02 · How a run works
Every NASDA game is a timed search inside a judge-defined area, with a target appropriate to the game and a clear protocol for what counts as a find. The five games share that skeleton. They diverge on what the dog hunts, whether the team is on or off leash, and how complex the scent picture and environment become at higher levels.
03 · NASDA the org
NASDA owns the program. There are no parallel sanctioning bodies offering the same titled games in the United States, and AKC and UKC do not operate Title Recognition Programs for these formats. Cross-training is common — barn hunt, earthdog, AKC and UKC scent work, NACSW K9 Nose Work — but the titles do not transfer. A NASDA-titled dog earns its titles inside NASDA.
04 · Title progression
NASDA structures each of the five core games on a multi-level ladder, with championship and Versatility titles layered on top. Lower levels run shorter trails, simpler hides, and single quarry; higher levels stack distance, complex terrain, decoy scent, and harder hide placement. Exact title abbreviations and points formulas live in the Master Handbook, which is revised periodically — handlers pull the current handbook before entering.
05 · Which game fits
NASDA is one organization. The real decision a newcomer faces is which of the five games — for this dog, this handler, and this environment. The games share a scent-and-search foundation but ask for different temperaments, environments, and handling styles.

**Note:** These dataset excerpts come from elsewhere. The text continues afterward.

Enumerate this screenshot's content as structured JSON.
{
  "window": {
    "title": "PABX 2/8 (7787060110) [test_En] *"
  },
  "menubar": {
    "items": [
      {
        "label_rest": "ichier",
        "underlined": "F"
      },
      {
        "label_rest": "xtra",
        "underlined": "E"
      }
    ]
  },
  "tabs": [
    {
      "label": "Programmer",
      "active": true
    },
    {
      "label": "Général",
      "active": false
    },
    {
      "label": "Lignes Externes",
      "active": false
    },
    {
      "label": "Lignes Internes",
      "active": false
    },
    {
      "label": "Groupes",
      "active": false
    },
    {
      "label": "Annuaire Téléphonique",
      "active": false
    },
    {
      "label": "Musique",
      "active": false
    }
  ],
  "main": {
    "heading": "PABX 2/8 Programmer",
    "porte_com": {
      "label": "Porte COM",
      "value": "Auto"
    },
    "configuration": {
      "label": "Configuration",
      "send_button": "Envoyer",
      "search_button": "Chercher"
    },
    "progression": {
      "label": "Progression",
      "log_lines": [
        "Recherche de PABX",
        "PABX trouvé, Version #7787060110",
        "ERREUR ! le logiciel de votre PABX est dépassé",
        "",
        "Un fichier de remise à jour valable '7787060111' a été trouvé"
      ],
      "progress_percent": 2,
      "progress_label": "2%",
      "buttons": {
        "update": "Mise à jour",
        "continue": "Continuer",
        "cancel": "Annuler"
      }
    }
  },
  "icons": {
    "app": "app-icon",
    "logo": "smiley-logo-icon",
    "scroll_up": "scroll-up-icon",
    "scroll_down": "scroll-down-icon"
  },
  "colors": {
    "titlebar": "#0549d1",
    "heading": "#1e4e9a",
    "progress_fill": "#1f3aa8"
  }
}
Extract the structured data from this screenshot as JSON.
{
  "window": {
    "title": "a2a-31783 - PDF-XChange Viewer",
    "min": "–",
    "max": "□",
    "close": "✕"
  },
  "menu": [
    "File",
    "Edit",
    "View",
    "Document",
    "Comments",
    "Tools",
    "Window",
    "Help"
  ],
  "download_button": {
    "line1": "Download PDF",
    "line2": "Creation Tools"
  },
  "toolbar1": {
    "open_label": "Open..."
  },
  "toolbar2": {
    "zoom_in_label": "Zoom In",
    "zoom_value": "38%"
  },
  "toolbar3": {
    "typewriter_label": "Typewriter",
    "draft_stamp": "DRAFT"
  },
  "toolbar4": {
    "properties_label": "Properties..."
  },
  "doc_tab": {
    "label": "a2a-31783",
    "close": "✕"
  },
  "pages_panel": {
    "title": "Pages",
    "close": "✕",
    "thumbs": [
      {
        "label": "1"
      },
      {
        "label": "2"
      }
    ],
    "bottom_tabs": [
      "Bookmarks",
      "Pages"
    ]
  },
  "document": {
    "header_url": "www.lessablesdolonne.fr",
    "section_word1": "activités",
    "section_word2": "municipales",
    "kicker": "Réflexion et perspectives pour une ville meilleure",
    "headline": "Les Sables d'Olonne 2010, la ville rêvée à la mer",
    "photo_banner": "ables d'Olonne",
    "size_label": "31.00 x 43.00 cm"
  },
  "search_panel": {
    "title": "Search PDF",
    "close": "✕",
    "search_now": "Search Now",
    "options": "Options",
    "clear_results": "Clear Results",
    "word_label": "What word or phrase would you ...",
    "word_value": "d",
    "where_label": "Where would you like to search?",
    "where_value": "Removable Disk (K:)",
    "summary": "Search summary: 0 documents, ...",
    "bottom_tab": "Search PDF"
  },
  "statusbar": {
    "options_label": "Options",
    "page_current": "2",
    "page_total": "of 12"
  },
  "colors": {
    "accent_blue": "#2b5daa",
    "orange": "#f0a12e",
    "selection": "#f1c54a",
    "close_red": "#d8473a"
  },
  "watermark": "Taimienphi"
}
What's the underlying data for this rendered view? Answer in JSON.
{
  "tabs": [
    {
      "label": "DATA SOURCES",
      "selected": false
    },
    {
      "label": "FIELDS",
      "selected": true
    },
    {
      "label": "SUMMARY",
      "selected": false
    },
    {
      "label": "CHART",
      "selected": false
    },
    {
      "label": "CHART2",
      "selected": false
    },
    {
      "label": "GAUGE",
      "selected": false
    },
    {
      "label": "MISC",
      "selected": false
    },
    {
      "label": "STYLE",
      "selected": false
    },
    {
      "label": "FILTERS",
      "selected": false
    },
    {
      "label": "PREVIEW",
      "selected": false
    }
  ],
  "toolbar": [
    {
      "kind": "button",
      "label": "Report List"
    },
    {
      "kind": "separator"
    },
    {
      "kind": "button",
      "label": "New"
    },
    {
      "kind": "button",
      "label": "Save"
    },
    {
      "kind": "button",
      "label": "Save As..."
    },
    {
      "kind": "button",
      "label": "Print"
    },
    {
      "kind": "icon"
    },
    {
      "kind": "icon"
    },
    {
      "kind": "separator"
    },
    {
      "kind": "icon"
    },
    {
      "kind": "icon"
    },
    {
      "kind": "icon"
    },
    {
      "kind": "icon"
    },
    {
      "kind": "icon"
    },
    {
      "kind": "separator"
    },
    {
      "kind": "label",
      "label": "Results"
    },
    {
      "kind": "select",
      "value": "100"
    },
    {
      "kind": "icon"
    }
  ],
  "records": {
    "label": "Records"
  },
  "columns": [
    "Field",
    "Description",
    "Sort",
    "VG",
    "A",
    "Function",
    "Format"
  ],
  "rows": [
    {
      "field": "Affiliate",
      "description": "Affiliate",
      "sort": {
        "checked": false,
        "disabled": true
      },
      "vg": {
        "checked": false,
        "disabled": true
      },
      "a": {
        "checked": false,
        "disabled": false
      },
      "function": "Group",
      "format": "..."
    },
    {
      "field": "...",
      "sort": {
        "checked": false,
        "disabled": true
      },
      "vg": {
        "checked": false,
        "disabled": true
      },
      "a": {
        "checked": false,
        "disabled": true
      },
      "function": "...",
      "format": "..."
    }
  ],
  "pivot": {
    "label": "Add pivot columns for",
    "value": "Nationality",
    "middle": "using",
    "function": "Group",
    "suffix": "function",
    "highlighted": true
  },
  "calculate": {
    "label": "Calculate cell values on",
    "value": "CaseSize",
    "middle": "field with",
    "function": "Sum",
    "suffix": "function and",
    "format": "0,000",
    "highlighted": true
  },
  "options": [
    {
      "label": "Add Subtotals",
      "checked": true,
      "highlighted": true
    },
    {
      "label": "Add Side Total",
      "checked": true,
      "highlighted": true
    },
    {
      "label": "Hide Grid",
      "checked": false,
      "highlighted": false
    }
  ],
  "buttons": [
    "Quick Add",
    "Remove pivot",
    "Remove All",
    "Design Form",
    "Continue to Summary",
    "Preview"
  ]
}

| Trailing & Locating | Trailing Brace | Urban Locating | Shed Dog | Lost Item Recovery | |
|---|---|---|---|---|---|
| Target | Caged rat | Caged rat | Caged rat | Shed antler | Personal item |
| Environment | Field, natural cover | Field, natural cover | Parking lots, alleys, structures | Field, brush, wooded ground | Outdoor or semi-urban with distractors |
| On / off leash | Per level | Off leash, both dogs | On leash, all levels | Per level | Per level; online enforces start-line distance |
| Solo or paired | Solo | Two dogs | Solo | Solo | Solo |
| Handler protocol | Standard | Brace control | Leash + boundary discipline | Standard | Strict — start position, five-foot rule, alert timing |
| Common NQ source | Off-trail, handler error at cage | Brace dog interactions | Potty on course, leash mistakes | Out-of-area, missed antler | Handler-protocol failures |
| Best fit dog | Methodical scent worker | Two trail-driven dogs that work together | Confident in built environments, traffic-tolerant | Dog with shed-hunt interest or strong scent generalization | Independent searcher willing to indicate at distance |
06 · Getting started
Most NASDA teams come in through a local club running real-world scent or NASDA-style classes, or through a private trainer with a NASDA judge or seminar background. NASDA hosts exhibitor-resource lessons online — including guidance for Lost Item and T&L online entries — but hands-on coaching matters for reading dogs, line management, and meeting the handler-protocol bar.
07 · Trial day
NASDA trials feel like small- to mid-sized outdoor scent events. Multiple search areas run in parallel and teams rotate through rather than gathering ringside. First-time handlers most often report nerves around unfamiliar rules and reading their dog under pressure — most dogs adapt within a run or two.
08 · What it costs
NASDA sits in the moderate range for titled scent sports — entries are reasonable, equipment is modest, and the recurring cost driver is travel. Versatility math rewards layered entries across multiple games, and Regional or Invitational qualification rewards travel.